Sefrioui maintenu à 15 ans de prison
Abdelhakim Sefrioui a été condamné à 15 ans de réclusion criminelle, une peine identique à celle prononcée en première instance. Le prédicateur était considéré comme l’un des instigateurs de la mobilisation en ligne contre l’enseignant, accusé d’avoir montré des caricatures du prophète Mahomet lors d’un cours sur la liberté d’expression.
À l’issue du verdict, il a annoncé son intention de se pourvoir en cassation. Son avocat, Me Francis Vuillemin, a dénoncé une décision qu’il estime injuste, évoquant une « condamnation de toute la communauté musulmane française par une justice discriminatoire ».
Peines réduites pour les trois autres accusés
Les trois autres mis en cause ont bénéficié d’un allègement de peine par rapport au jugement de première instance.
• Brahim Chnina, père de l’élève à l’origine des accusations contre le professeur, voit sa peine réduite de 13 à 10 ans de réclusion.

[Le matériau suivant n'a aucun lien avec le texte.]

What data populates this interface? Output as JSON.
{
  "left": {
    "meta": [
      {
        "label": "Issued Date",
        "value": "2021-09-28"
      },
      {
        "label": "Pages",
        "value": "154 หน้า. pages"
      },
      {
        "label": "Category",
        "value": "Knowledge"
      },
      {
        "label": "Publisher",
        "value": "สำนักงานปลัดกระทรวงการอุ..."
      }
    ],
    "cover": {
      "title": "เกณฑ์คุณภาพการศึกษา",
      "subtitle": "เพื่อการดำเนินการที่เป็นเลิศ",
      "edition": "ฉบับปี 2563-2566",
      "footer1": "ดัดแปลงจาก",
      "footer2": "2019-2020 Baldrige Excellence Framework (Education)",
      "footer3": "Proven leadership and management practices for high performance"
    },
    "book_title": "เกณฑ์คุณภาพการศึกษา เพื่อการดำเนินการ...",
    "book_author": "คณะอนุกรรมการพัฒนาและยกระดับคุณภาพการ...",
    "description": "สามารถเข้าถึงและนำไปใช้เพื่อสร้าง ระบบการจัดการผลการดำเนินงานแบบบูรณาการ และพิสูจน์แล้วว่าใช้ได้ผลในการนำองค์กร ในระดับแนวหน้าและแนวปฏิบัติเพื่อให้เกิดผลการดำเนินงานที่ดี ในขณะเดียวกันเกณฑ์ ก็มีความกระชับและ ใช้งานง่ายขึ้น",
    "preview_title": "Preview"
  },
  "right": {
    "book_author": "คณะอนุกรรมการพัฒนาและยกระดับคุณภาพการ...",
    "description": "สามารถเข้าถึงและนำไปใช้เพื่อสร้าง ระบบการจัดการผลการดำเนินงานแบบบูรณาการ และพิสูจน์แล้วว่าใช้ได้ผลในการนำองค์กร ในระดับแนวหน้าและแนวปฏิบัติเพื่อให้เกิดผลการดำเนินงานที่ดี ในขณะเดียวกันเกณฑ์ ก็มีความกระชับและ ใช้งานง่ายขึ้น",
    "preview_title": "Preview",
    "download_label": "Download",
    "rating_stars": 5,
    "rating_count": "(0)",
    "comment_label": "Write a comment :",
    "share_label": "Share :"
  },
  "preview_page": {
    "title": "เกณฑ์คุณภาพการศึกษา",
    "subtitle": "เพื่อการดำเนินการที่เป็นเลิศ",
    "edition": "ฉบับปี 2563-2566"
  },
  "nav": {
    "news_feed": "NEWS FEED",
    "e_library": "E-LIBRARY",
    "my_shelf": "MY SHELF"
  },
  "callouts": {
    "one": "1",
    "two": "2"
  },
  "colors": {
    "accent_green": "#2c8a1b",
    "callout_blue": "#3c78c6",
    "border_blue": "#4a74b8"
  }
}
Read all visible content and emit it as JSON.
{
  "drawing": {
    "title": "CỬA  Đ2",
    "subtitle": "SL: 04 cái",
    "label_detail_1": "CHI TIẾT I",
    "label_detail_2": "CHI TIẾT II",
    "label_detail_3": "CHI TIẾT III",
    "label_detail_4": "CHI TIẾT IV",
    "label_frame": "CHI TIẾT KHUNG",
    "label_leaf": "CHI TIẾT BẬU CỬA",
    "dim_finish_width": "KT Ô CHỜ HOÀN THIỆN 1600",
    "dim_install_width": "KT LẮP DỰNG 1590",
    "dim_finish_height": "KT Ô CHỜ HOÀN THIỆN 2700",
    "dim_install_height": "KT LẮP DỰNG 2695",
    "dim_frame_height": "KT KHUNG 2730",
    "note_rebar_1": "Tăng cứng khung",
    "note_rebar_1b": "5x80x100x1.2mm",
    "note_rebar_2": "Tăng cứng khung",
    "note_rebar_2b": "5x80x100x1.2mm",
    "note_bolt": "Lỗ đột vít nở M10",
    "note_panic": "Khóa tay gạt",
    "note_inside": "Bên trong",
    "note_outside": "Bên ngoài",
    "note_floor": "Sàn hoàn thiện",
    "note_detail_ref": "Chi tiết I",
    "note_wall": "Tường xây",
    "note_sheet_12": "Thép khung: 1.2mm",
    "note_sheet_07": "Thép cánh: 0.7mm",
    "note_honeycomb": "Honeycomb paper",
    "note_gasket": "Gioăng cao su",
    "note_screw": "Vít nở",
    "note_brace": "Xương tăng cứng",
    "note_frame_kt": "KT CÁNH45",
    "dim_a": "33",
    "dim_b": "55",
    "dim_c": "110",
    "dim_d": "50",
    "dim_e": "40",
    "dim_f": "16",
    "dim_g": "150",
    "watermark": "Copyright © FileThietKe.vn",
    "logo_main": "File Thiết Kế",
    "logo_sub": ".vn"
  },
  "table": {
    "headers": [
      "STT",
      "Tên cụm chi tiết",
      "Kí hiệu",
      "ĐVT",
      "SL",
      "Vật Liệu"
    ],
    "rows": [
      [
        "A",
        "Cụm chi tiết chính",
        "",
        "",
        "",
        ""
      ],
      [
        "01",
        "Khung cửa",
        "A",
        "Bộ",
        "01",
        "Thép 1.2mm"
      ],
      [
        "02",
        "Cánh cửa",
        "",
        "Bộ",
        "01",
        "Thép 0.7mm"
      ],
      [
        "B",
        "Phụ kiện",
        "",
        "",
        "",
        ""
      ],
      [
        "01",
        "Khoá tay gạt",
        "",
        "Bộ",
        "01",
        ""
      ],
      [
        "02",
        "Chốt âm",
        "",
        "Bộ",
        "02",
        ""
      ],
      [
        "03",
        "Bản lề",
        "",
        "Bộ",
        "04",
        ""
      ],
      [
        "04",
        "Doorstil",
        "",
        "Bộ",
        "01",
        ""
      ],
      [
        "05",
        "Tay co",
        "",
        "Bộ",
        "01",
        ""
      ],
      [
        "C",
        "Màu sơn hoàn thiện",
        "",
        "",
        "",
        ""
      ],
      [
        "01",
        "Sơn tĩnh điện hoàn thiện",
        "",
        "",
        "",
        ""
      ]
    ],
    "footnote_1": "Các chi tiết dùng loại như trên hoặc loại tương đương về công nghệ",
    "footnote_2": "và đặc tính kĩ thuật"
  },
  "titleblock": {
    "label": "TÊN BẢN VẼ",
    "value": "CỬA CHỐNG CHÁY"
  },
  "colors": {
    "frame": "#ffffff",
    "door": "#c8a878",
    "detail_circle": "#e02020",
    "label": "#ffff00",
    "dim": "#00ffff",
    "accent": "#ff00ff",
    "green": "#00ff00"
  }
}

• Naïm Boudaoud, 24 ans, a été condamné à 6 ans d’emprisonnement.
• Azim Epsirkhanov, 25 ans, a écopé de 7 ans de prison.
Pour ces deux derniers, poursuivis notamment pour association de malfaiteurs, le caractère terroriste n’a pas été retenu par la cour d’appel. En première instance, ils avaient pourtant été condamnés à 16 ans de prison.
Proximité avec le terroriste
Naïm Boudaoud et Azim Epsirkhanov étaient proches d’Abdoullakh Anzorov, le jeune djihadiste tchétchène de 18 ans qui a assassiné Samuel Paty. Ils étaient soupçonnés de l’avoir véhiculé et aidé à se procurer une arme. À ce titre, ils étaient poursuivis pour complicité d’assassinat.
Réquisitions plus sévères du parquet
Lors du procès en appel, le parquet général avait requis des peines plus lourdes que celles finalement prononcées :
• 20 ans de prison contre Brahim Chnina et Abdelhakim Sefrioui ;
• 16 ans de réclusion contre Naïm Boudaoud et Azim Epsirkhanov.
La cour d’appel a donc partiellement suivi les réquisitions, confirmant la lourde responsabilité d’Abdelhakim Sefrioui, tout en atténuant la sanction infligée aux trois autres accusés. Ce verdict marque une nouvelle étape judiciaire dans une affaire qui a profondément marqué la France et relancé le débat sur la liberté d’expression, la radicalisation et la responsabilité des discours en ligne.